Pozitivizme karşı Kur’ân modeli

Said Nursi’nin okumuş olduğu fen-bilimleri ile din bilimlerini birleştirdiği, bilimi tevhid bakış açısıyla yorumlayarak bilimin içeresinden Allah’ın varlık, birlik ve isimlerine giden yolu gösterdiği görülmektedir. Ancak bu dönem eserleri, o döneminin kültür ve dil yapısına uygun olarak daha muğlak ifadelerle doludur, bunu Nursi’nin kendisi de ifade eder.

Said Nursi, zihninde tasarladığı bu Kur’an metodunu sadece eserlerinde kullanmakla kalmaz, aynı zamanda bunu bir eğitim metodu olmak üzere Doğu Bölgelerinden başlayarak yaymak ister.

Bu, inançsızlığı bir din haline getiren pozitivist anlayışın toplum üzerindeki etkilerine karşı geliştirdiği Medresetü’z-Zehra projesi’nin en önemli yönü, din ile bilimin birlikte okutulmasıdır.

Said Nursi’nin bu projesi, Arapça  sarf nahiv, mantık ,felsefe, kelam, fıkıh, tefsir gibi ilimlerin okutulduğu ve Osmanlı döneminin son yüzyılında ilgisizlikten ve ıslah edilmemekten iyice yozlaşan medreselerdeki eğitim ile, “fünun-u cedide” diye isimlendirilen, fizik, kimya, biyoloji vs. gibi ilimlerinin “mezc ve derc” edilmesini öngörmektedir.

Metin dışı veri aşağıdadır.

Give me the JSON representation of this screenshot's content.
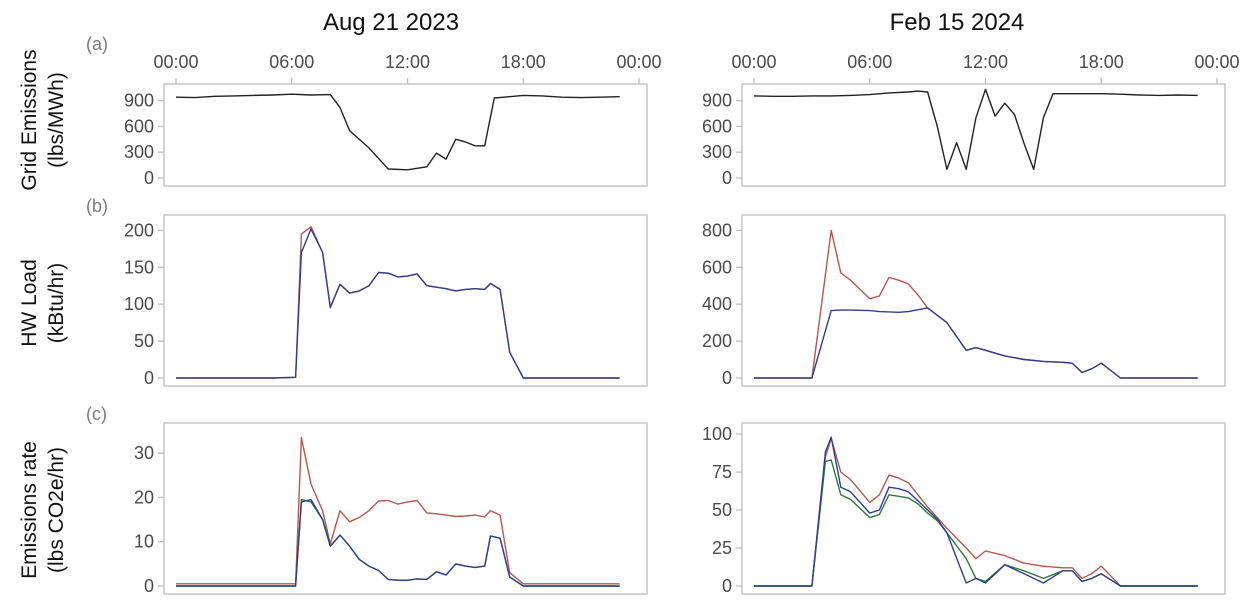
{
  "colors": {
    "single": "#222222",
    "red": "#b5574e",
    "blue": "#2f3f8f",
    "green": "#2f7a3a",
    "frame": "#bdbdbd"
  },
  "chart_data": [
    {
      "id": "a-aug",
      "type": "line",
      "title": "Aug 21 2023",
      "panel_label": "(a)",
      "ylabel": [
        "Grid Emissions",
        "(lbs/MWh)"
      ],
      "ylim": [
        0,
        1000
      ],
      "yticks": [
        0,
        300,
        600,
        900
      ],
      "xlim": [
        0,
        24
      ],
      "xtick_values": [
        0,
        6,
        12,
        18,
        24
      ],
      "xtick_labels": [
        "00:00",
        "06:00",
        "12:00",
        "18:00",
        "00:00"
      ],
      "series": [
        {
          "color": "single",
          "x": [
            0,
            1,
            2,
            3,
            4,
            5,
            6,
            7,
            8,
            8.5,
            9,
            10,
            11,
            12,
            13,
            13.5,
            14,
            14.5,
            15,
            15.5,
            16,
            16.5,
            17,
            18,
            19,
            20,
            21,
            22,
            23
          ],
          "y": [
            940,
            935,
            950,
            955,
            960,
            965,
            975,
            965,
            970,
            820,
            550,
            350,
            105,
            95,
            130,
            290,
            220,
            450,
            420,
            375,
            375,
            930,
            940,
            960,
            955,
            940,
            935,
            940,
            945
          ]
        }
      ]
    },
    {
      "id": "a-feb",
      "type": "line",
      "title": "Feb 15 2024",
      "panel_label": "",
      "ylabel": [],
      "ylim": [
        0,
        1000
      ],
      "yticks": [
        0,
        300,
        600,
        900
      ],
      "xlim": [
        0,
        24
      ],
      "xtick_values": [
        0,
        6,
        12,
        18,
        24
      ],
      "xtick_labels": [
        "00:00",
        "06:00",
        "12:00",
        "18:00",
        "00:00"
      ],
      "series": [
        {
          "color": "single",
          "x": [
            0,
            1,
            2,
            3,
            4,
            5,
            6,
            7,
            8,
            8.5,
            9,
            9.5,
            10,
            10.5,
            11,
            11.5,
            12,
            12.5,
            13,
            13.5,
            14,
            14.5,
            15,
            15.5,
            16,
            17,
            18,
            19,
            20,
            21,
            22,
            23
          ],
          "y": [
            955,
            950,
            950,
            955,
            955,
            960,
            970,
            990,
            1000,
            1010,
            1000,
            600,
            100,
            410,
            100,
            700,
            1030,
            720,
            870,
            740,
            400,
            100,
            700,
            980,
            980,
            980,
            980,
            975,
            965,
            960,
            965,
            960
          ]
        }
      ]
    },
    {
      "id": "b-aug",
      "type": "line",
      "title": "",
      "panel_label": "(b)",
      "ylabel": [
        "HW Load",
        "(kBtu/hr)"
      ],
      "ylim": [
        0,
        210
      ],
      "yticks": [
        0,
        50,
        100,
        150,
        200
      ],
      "xlim": [
        0,
        24
      ],
      "xtick_values": [
        0,
        6,
        12,
        18,
        24
      ],
      "xtick_labels": [],
      "series": [
        {
          "color": "red",
          "x": [
            0,
            1,
            2,
            3,
            4,
            5,
            6.2,
            6.5,
            7,
            7.6,
            8,
            8.5,
            9,
            9.5,
            10,
            10.5,
            11,
            11.5,
            12,
            12.5,
            13,
            13.5,
            14,
            14.5,
            15,
            15.5,
            16,
            16.3,
            16.8,
            17.3,
            18,
            19,
            20,
            21,
            22,
            23
          ],
          "y": [
            0,
            0,
            0,
            0,
            0,
            0,
            1,
            195,
            205,
            170,
            95,
            127,
            115,
            118,
            125,
            143,
            142,
            137,
            138,
            141,
            125,
            123,
            121,
            118,
            120,
            121,
            120,
            128,
            120,
            35,
            0,
            0,
            0,
            0,
            0,
            0
          ]
        },
        {
          "color": "blue",
          "x": [
            0,
            1,
            2,
            3,
            4,
            5,
            6.2,
            6.5,
            7,
            7.6,
            8,
            8.5,
            9,
            9.5,
            10,
            10.5,
            11,
            11.5,
            12,
            12.5,
            13,
            13.5,
            14,
            14.5,
            15,
            15.5,
            16,
            16.3,
            16.8,
            17.3,
            18,
            19,
            20,
            21,
            22,
            23
          ],
          "y": [
            0,
            0,
            0,
            0,
            0,
            0,
            1,
            170,
            202,
            170,
            96,
            127,
            115,
            118,
            125,
            143,
            142,
            137,
            138,
            141,
            125,
            123,
            121,
            118,
            120,
            121,
            120,
            128,
            120,
            35,
            0,
            0,
            0,
            0,
            0,
            0
          ]
        }
      ]
    },
    {
      "id": "b-feb",
      "type": "line",
      "title": "",
      "panel_label": "",
      "ylabel": [],
      "ylim": [
        0,
        840
      ],
      "yticks": [
        0,
        200,
        400,
        600,
        800
      ],
      "xlim": [
        0,
        24
      ],
      "xtick_values": [
        0,
        6,
        12,
        18,
        24
      ],
      "xtick_labels": [],
      "series": [
        {
          "color": "red",
          "x": [
            0,
            1,
            2,
            3,
            4,
            4.5,
            5,
            6,
            6.5,
            7,
            7.5,
            8,
            8.5,
            9,
            9.5,
            10,
            11,
            11.5,
            12,
            13,
            14,
            15,
            16,
            16.5,
            17,
            17.5,
            18,
            19,
            20,
            21,
            22,
            23
          ],
          "y": [
            0,
            0,
            0,
            0,
            800,
            570,
            530,
            430,
            445,
            545,
            530,
            510,
            450,
            380,
            340,
            300,
            150,
            165,
            150,
            120,
            100,
            90,
            85,
            80,
            30,
            50,
            80,
            0,
            0,
            0,
            0,
            0
          ]
        },
        {
          "color": "blue",
          "x": [
            0,
            1,
            2,
            3,
            4,
            4.5,
            5,
            6,
            6.5,
            7,
            7.5,
            8,
            8.5,
            9,
            9.5,
            10,
            11,
            11.5,
            12,
            13,
            14,
            15,
            16,
            16.5,
            17,
            17.5,
            18,
            19,
            20,
            21,
            22,
            23
          ],
          "y": [
            0,
            0,
            0,
            0,
            365,
            368,
            368,
            365,
            360,
            358,
            356,
            360,
            370,
            380,
            340,
            300,
            150,
            165,
            150,
            120,
            100,
            90,
            85,
            80,
            30,
            50,
            80,
            0,
            0,
            0,
            0,
            0
          ]
        }
      ]
    },
    {
      "id": "c-aug",
      "type": "line",
      "title": "",
      "panel_label": "(c)",
      "ylabel": [
        "Emissions rate",
        "(lbs CO2e/hr)"
      ],
      "ylim": [
        0,
        35
      ],
      "yticks": [
        0,
        10,
        20,
        30
      ],
      "xlim": [
        0,
        24
      ],
      "xtick_values": [
        0,
        6,
        12,
        18,
        24
      ],
      "xtick_labels": [],
      "series": [
        {
          "color": "red",
          "x": [
            0,
            1,
            2,
            3,
            4,
            5,
            6.2,
            6.5,
            7,
            7.6,
            8,
            8.5,
            9,
            9.5,
            10,
            10.5,
            11,
            11.5,
            12,
            12.5,
            13,
            13.5,
            14,
            14.5,
            15,
            15.5,
            16,
            16.3,
            16.8,
            17.3,
            18,
            19,
            20,
            21,
            22,
            23
          ],
          "y": [
            0.5,
            0.5,
            0.5,
            0.5,
            0.5,
            0.5,
            0.5,
            33.5,
            23,
            17,
            9.5,
            17,
            14.5,
            15.5,
            17,
            19.2,
            19.3,
            18.5,
            19,
            19.3,
            16.5,
            16.3,
            16,
            15.7,
            15.8,
            16,
            15.6,
            17,
            16,
            3,
            0.5,
            0.5,
            0.5,
            0.5,
            0.5,
            0.5
          ]
        },
        {
          "color": "green",
          "x": [
            0,
            1,
            2,
            3,
            4,
            5,
            6.2,
            6.5,
            7,
            7.6,
            8,
            8.5,
            9,
            9.5,
            10,
            10.5,
            11,
            11.5,
            12,
            12.5,
            13,
            13.5,
            14,
            14.5,
            15,
            15.5,
            16,
            16.3,
            16.8,
            17.3,
            18,
            19,
            20,
            21,
            22,
            23
          ],
          "y": [
            0,
            0,
            0,
            0,
            0,
            0,
            0,
            19.5,
            19,
            15,
            9,
            11.5,
            9,
            6,
            4.5,
            3.5,
            1.5,
            1.3,
            1.3,
            1.6,
            1.5,
            3.2,
            2.5,
            5,
            4.5,
            4.2,
            4.5,
            11.3,
            10.8,
            2,
            0,
            0,
            0,
            0,
            0,
            0
          ]
        },
        {
          "color": "blue",
          "x": [
            0,
            1,
            2,
            3,
            4,
            5,
            6.2,
            6.5,
            7,
            7.6,
            8,
            8.5,
            9,
            9.5,
            10,
            10.5,
            11,
            11.5,
            12,
            12.5,
            13,
            13.5,
            14,
            14.5,
            15,
            15.5,
            16,
            16.3,
            16.8,
            17.3,
            18,
            19,
            20,
            21,
            22,
            23
          ],
          "y": [
            0,
            0,
            0,
            0,
            0,
            0,
            0,
            19,
            19.5,
            15,
            9,
            11.5,
            9,
            6,
            4.5,
            3.5,
            1.5,
            1.3,
            1.3,
            1.6,
            1.5,
            3.2,
            2.5,
            5,
            4.5,
            4.2,
            4.5,
            11.3,
            10.8,
            2,
            0,
            0,
            0,
            0,
            0,
            0
          ]
        }
      ]
    },
    {
      "id": "c-feb",
      "type": "line",
      "title": "",
      "panel_label": "",
      "ylabel": [],
      "ylim": [
        0,
        102
      ],
      "yticks": [
        0,
        25,
        50,
        75,
        100
      ],
      "xlim": [
        0,
        24
      ],
      "xtick_values": [
        0,
        6,
        12,
        18,
        24
      ],
      "xtick_labels": [],
      "series": [
        {
          "color": "red",
          "x": [
            0,
            1,
            2,
            3,
            3.7,
            4,
            4.5,
            5,
            6,
            6.5,
            7,
            7.5,
            8,
            8.5,
            9,
            9.5,
            10,
            11,
            11.5,
            12,
            13,
            14,
            15,
            16,
            16.5,
            17,
            17.5,
            18,
            19,
            20,
            21,
            22,
            23
          ],
          "y": [
            0,
            0,
            0,
            0,
            85,
            97,
            75,
            70,
            55,
            60,
            73,
            71,
            68,
            60,
            52,
            45,
            38,
            25,
            18,
            23,
            20,
            15,
            13,
            12,
            12,
            5,
            8,
            13,
            0,
            0,
            0,
            0,
            0
          ]
        },
        {
          "color": "green",
          "x": [
            0,
            1,
            2,
            3,
            3.7,
            4,
            4.5,
            5,
            6,
            6.5,
            7,
            7.5,
            8,
            8.5,
            9,
            9.5,
            10,
            11,
            11.5,
            12,
            13,
            14,
            15,
            16,
            16.5,
            17,
            17.5,
            18,
            19,
            20,
            21,
            22,
            23
          ],
          "y": [
            0,
            0,
            0,
            0,
            82,
            83,
            60,
            57,
            45,
            47,
            60,
            59,
            58,
            54,
            48,
            43,
            35,
            18,
            5,
            3,
            14,
            10,
            5,
            10,
            10,
            3,
            5,
            8,
            0,
            0,
            0,
            0,
            0
          ]
        },
        {
          "color": "blue",
          "x": [
            0,
            1,
            2,
            3,
            3.7,
            4,
            4.5,
            5,
            6,
            6.5,
            7,
            7.5,
            8,
            8.5,
            9,
            9.5,
            10,
            11,
            11.5,
            12,
            13,
            14,
            15,
            16,
            16.5,
            17,
            17.5,
            18,
            19,
            20,
            21,
            22,
            23
          ],
          "y": [
            0,
            0,
            0,
            0,
            88,
            98,
            65,
            62,
            48,
            50,
            65,
            64,
            62,
            56,
            50,
            44,
            35,
            2,
            5,
            2,
            14,
            8,
            2,
            10,
            10,
            3,
            5,
            8,
            0,
            0,
            0,
            0,
            0
          ]
        }
      ]
    }
  ]
}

Buna göre, insanın vicdan ve kalbinin ışığı, din ilimleridir. Bunlar medreselerde uzun yıllar süren bir eğitimle alınmaktadır. Ancak “fünun-u müsbete” denilen fizik, kimya, biyoloji, fizyoloji gibi bilimler medreselerde okutulmadığı için Nursi’nin ifadesiyle buradan yetişen öğrenciler tek kanatlı bir kuşa benzemektedir. Buralardan yetişen insanlar taassup sahibi insanlar olmaktadır. Bilimsel gelişmeleri anlayamamakta, hatta büyük bir cehaletle karşı bile çıkabilmektedirler. Aynı şekilde Batı tipi sadece müsbet bilimlerin okutulduğu okullardan yetişen insanlar da, aklı aydınlanan ancak kalp ve vicdanı aydınlanmayan insanlardır. Bunlar da tek kanatlı olmaktadır. Buradan yetişen insanlar da dini ilimlerden habersiz olduklarından “hile ve şüphe” doğmaktadır. Yani sadece müsbet bilimleri okumak, din ilimlerden habersiz olmak hileci bir şüpheci  insanlar yetiştirmektedir. Çünkü böyle bir insanın aklın aydınlanmasına önem veren bir kimsedir. Böyle bir insan pozitivist anlayışın ülkemizdeki yansımasından başka bir şey değildir.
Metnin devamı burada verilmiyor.